A directiva europeia sobre a mudança da hora está em vigor até 2021, e é natural haver discussão sobre este tema de cinco em cinco anos, explica Rui Agostinho; mas tudo mudou este ano com a existência de uma reacção pública, potenciada pelo inquérito online. “Depois, tanto a Comissão Europeia como o Parlamento Europeu aperceberam-se de que há mais coisas a dizer do que apenas o inquérito público; houve tempo para analisar melhor o caso e atrasaram as decisões para 2021.” “Só que a história torna-se tanto mais complicada quanto mais países estão dentro do espaço europeu, é preciso abranger as opiniões destes países todos. A tarefa não é fácil”, conclui o director do OAL, entidade competente em Portugal na matéria da hora.
A hora vai continuar a mudar?
A Comissão Europeia garante que, para já, a hora continuará a mudar. “Se o Conselho concordar com a proposta em Junho, então os Estados-membros deverão notificar a Comissão da sua decisão em Abril de 2020 e a mudança horária acaba definitivamente em 2021.”
Após a proposta da Comissão Europeia, a questão de abolir a mudança da hora em 2021 foi nesta terça-feira a votos no Parlamento Europeu e foi aprovada, com 410 votos a favor. Para ser definitiva, esta medida tem ainda de ser aprovada em Junho pelo Conselho da União Europeia, no qual os Estados-membros terão então de optar por um de dois regimes horários: ou ficam sempre na hora de Verão, ou ficam sempre no horário de Inverno — e a decisão deve ser concertada, sobretudo entre países vizinhos —, o que inviabilizaria a decisão portuguesa.

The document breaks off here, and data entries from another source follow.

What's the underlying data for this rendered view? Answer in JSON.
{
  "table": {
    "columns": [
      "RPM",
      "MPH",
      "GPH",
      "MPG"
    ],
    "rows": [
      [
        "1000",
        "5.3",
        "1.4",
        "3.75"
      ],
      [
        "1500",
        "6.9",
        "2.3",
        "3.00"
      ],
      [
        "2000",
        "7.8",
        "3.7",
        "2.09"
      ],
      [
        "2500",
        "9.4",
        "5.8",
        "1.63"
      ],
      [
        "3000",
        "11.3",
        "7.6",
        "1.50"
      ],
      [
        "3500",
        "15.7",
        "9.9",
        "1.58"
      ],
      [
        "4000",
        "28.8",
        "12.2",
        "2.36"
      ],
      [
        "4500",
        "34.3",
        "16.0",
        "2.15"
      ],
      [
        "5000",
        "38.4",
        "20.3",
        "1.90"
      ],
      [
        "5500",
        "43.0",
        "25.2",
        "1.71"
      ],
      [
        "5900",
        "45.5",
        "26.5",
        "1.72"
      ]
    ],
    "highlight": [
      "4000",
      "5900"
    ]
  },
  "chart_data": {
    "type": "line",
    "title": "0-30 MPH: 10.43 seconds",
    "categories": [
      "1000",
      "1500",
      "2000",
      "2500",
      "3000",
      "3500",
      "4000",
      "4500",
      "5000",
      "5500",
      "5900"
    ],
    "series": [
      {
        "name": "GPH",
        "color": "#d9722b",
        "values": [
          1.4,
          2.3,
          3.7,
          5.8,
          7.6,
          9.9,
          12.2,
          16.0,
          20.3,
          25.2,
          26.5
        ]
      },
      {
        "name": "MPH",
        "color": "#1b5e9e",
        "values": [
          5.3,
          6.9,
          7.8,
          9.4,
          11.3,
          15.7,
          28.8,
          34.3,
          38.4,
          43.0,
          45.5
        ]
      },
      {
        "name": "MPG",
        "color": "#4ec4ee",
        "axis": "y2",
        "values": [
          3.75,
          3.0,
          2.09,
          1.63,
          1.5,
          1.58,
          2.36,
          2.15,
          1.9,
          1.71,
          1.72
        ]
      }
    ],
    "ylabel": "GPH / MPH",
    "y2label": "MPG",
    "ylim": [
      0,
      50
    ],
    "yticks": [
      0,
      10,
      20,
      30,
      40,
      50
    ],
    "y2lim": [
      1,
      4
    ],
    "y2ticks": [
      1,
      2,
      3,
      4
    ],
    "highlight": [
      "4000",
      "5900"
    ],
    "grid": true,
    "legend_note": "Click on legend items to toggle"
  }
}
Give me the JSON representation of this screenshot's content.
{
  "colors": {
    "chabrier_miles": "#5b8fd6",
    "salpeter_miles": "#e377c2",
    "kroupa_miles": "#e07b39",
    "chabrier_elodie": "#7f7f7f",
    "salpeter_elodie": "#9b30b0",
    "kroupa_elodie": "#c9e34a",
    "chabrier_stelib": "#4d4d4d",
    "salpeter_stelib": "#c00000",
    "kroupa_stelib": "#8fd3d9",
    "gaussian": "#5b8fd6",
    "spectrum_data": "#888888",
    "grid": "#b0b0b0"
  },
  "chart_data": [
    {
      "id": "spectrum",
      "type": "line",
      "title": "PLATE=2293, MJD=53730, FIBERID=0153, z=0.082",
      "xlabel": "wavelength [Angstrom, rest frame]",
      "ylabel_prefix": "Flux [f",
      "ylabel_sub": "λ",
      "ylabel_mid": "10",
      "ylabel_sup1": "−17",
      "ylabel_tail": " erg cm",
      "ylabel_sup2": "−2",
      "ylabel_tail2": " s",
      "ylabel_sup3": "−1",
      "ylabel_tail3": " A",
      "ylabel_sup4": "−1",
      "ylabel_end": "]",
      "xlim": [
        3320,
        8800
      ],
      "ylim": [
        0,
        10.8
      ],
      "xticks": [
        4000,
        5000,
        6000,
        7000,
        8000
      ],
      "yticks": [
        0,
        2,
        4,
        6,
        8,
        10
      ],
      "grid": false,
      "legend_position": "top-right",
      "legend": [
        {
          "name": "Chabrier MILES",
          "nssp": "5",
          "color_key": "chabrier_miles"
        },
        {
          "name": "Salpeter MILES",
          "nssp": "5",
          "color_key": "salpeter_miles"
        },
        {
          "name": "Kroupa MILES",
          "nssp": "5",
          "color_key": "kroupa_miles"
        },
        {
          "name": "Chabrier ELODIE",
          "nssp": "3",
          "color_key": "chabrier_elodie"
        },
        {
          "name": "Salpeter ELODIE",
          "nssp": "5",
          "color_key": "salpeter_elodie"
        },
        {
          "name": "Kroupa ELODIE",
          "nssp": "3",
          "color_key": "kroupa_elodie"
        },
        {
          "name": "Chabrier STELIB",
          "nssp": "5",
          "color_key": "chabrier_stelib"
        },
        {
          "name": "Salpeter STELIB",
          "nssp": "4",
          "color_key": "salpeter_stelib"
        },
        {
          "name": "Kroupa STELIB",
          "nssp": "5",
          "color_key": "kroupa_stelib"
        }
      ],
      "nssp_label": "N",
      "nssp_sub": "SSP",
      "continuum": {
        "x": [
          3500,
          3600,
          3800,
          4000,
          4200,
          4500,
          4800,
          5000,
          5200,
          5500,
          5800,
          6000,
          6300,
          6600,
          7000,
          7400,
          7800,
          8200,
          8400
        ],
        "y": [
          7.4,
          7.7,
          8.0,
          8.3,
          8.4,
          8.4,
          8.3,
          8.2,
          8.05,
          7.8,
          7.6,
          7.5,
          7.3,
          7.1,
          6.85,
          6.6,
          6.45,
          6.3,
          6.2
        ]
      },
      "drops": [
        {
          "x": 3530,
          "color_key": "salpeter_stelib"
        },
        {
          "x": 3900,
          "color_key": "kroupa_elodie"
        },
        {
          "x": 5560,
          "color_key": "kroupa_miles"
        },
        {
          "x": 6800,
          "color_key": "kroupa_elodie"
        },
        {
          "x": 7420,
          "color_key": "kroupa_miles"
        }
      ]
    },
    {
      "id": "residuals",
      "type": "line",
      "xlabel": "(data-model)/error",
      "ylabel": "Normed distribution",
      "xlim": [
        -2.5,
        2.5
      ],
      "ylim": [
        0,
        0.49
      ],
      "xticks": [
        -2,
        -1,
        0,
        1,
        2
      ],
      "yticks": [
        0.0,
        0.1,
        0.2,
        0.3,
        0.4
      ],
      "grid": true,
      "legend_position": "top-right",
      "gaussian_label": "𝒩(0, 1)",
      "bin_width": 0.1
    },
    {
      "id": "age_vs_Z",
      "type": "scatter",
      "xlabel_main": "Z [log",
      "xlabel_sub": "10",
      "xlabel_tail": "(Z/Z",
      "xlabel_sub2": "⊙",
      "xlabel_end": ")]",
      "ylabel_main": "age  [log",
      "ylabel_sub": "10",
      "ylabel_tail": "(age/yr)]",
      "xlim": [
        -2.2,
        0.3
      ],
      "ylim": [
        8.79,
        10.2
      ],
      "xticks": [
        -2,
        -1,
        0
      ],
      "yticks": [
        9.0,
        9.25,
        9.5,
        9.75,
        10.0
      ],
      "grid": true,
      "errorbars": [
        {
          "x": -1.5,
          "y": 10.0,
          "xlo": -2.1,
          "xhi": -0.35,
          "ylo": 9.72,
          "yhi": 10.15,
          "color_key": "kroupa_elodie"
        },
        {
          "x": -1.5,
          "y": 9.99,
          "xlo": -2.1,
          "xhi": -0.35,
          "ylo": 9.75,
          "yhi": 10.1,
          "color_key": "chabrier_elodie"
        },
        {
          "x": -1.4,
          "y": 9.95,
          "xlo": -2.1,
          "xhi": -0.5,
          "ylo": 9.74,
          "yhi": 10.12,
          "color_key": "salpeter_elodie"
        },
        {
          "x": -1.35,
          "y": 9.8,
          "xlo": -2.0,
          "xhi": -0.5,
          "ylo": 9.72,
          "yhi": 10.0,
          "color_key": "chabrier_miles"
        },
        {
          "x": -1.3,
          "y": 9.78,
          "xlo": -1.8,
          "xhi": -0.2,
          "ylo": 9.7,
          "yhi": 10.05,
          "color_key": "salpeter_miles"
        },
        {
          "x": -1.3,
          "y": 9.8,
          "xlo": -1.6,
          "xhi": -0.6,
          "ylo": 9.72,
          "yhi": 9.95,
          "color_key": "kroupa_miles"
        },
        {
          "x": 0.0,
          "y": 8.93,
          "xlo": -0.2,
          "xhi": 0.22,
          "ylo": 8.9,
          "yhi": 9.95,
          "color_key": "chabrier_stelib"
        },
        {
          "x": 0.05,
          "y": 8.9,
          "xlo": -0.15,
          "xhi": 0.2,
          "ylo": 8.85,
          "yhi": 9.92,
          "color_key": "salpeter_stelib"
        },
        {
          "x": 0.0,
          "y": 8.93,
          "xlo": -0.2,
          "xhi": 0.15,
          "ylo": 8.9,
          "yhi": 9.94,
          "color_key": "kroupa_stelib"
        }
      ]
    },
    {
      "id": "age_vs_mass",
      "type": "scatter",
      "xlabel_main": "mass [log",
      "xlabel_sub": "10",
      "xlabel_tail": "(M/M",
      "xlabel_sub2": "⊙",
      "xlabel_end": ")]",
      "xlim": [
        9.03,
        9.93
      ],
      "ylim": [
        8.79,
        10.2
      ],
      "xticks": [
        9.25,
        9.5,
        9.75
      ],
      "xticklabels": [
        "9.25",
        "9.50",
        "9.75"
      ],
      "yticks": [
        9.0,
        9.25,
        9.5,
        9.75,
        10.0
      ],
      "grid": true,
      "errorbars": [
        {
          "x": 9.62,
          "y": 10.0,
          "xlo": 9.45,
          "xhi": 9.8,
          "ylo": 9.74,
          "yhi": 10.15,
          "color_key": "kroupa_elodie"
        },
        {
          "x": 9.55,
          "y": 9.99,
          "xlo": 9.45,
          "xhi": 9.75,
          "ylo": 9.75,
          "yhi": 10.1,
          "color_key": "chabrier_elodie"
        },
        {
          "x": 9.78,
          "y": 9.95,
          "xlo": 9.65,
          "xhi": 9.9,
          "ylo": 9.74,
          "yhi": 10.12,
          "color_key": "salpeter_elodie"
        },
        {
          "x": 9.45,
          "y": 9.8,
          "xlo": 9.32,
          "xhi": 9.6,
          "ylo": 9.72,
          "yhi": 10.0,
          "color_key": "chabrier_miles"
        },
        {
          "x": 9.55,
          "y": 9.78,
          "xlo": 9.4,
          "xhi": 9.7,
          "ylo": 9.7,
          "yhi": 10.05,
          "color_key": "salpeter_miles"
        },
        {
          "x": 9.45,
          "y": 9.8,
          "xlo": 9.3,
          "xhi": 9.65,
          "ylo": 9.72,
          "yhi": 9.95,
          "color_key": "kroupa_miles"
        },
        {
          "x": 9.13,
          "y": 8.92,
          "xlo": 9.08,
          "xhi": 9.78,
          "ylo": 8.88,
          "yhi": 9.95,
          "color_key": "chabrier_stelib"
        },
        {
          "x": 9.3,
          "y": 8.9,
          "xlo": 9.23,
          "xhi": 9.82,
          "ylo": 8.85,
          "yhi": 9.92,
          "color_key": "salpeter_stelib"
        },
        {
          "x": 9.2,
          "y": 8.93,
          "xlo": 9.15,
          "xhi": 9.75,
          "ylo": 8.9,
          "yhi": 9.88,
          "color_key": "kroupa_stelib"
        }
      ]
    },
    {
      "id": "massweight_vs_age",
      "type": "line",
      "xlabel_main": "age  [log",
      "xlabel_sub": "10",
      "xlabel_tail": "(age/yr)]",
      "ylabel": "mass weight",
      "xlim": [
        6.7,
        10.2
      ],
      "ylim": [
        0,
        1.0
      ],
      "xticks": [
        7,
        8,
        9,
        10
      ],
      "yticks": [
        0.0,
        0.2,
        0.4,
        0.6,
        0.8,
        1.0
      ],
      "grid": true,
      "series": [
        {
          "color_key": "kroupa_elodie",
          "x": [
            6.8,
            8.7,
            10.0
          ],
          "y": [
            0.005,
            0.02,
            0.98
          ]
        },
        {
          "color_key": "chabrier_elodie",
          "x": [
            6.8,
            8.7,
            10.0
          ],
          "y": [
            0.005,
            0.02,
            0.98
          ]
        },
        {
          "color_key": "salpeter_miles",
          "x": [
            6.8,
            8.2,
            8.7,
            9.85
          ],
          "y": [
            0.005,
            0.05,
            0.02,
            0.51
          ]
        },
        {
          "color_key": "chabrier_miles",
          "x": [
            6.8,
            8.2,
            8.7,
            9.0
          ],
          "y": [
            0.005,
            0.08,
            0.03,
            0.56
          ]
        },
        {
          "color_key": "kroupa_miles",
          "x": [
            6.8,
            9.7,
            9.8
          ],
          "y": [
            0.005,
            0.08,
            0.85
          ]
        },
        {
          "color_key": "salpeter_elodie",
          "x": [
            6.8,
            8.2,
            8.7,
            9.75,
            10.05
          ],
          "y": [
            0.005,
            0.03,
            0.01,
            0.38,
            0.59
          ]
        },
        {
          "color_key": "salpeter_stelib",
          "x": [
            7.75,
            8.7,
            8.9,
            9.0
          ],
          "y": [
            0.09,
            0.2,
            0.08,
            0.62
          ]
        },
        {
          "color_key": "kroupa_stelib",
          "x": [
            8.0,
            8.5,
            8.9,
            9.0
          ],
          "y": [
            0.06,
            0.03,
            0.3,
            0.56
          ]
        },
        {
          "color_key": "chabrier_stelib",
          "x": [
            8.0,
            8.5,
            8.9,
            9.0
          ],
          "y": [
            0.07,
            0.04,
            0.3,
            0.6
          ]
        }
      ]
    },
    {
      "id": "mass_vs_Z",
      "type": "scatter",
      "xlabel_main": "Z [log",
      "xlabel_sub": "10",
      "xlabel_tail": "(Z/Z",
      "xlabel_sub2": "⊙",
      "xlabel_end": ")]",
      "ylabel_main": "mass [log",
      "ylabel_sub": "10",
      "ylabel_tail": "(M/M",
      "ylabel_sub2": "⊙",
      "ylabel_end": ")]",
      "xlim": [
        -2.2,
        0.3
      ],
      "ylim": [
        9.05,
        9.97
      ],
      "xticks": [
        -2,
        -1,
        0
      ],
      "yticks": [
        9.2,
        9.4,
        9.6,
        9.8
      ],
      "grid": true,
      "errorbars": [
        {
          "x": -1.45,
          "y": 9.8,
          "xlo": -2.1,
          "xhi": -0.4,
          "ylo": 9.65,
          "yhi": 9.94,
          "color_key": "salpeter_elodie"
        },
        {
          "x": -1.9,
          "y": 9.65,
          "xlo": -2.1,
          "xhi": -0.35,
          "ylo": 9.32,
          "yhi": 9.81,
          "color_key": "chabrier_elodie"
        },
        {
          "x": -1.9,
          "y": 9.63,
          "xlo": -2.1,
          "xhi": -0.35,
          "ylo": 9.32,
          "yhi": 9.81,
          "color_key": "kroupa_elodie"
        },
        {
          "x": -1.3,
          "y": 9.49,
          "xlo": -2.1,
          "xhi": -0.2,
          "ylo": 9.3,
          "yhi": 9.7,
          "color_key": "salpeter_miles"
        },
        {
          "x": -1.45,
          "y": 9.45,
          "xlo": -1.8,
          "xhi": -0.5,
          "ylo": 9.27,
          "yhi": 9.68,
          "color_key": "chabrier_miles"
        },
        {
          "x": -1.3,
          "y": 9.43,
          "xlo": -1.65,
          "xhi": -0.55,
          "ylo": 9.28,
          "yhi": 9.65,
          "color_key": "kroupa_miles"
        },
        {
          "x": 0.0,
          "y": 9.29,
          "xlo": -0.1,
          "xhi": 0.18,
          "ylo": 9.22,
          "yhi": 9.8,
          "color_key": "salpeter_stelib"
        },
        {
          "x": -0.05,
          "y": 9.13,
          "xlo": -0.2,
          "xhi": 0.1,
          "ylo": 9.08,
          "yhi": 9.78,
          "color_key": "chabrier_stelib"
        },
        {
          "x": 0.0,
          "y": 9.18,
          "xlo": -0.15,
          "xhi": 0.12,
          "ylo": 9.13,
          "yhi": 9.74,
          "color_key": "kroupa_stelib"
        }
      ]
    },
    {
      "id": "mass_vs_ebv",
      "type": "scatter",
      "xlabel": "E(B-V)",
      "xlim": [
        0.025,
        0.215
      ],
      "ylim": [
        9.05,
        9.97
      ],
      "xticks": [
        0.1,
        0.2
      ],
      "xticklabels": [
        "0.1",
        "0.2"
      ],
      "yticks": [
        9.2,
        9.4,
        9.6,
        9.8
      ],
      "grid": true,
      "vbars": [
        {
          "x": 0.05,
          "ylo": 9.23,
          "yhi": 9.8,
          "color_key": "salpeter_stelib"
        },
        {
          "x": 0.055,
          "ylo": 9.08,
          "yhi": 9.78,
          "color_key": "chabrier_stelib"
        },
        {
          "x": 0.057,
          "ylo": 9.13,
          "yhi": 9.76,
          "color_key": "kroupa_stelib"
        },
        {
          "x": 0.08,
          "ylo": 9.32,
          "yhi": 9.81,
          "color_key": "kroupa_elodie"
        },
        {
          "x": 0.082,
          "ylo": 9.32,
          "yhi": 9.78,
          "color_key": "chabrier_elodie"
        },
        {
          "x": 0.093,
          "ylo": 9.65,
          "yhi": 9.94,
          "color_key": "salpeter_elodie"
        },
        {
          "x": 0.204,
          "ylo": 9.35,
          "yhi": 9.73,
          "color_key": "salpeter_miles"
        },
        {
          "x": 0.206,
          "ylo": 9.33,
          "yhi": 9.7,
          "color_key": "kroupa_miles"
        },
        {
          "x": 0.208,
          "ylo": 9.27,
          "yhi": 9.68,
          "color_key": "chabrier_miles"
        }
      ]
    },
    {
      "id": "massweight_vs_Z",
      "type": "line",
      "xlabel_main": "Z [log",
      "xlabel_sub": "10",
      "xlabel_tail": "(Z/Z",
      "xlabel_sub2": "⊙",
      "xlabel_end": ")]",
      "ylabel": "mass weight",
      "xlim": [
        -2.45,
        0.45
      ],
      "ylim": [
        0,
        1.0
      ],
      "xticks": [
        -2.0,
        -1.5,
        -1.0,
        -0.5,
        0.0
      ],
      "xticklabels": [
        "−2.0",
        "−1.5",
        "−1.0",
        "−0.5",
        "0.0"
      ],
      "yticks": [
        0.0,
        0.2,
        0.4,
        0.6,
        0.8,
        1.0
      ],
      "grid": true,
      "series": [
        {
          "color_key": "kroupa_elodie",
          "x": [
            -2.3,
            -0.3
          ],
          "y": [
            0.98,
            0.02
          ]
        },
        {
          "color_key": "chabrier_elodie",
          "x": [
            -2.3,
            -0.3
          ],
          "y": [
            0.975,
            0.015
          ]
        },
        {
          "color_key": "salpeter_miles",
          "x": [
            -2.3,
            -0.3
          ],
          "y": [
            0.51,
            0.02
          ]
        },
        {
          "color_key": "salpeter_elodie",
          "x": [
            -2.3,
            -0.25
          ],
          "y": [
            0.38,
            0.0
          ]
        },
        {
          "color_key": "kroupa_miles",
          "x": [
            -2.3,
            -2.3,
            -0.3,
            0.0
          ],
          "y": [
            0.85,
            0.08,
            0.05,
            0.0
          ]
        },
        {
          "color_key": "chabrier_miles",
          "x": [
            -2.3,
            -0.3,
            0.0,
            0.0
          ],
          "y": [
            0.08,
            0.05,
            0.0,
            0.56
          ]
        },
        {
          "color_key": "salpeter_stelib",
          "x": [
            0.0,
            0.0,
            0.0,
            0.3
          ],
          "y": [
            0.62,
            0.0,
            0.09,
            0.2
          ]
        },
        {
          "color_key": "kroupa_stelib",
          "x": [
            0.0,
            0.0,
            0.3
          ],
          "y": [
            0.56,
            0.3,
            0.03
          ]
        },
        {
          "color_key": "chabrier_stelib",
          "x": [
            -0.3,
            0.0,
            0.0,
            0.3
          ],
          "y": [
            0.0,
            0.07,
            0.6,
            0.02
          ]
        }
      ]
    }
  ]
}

Em resposta ao PÚBLICO, fonte da Comissão Europeia acautela que “os Estados-membros ainda não tomaram as suas posições oficiais finais”, e que tal só acontecerá em Junho, na reunião do Conselho Europeu sobre a área dos transportes (área em que está alocada a mudança da hora). Apesar deste cenário, o Governo português tem insistido que pretende manter o regime actual de mudança da hora bi-anual, tal como tinha sido recomendado num relatório de 44 páginas feito pelo Observatório Astronómico de Lisboa.
Na votação do Parlamento Europeu, o eurodeputado comunista João Pimenta Lopes afirmou que o debate sobre a mudança da hora “não pode ser dissociado das particularidades geográficas, sociais e culturais de cada país”. “Lembramos também algo que a Comissão Europeia parece ter esquecido: o estabelecimento da hora legal é uma competência dos Estados-membros. Defendemos que a existência ou não de mudança da hora deve ter em conta a vontade da respectiva população, a opinião da comunidade científica e o interesse de cada país, pelo que rejeitamos qualquer imposição da União Europeia”, concluiu.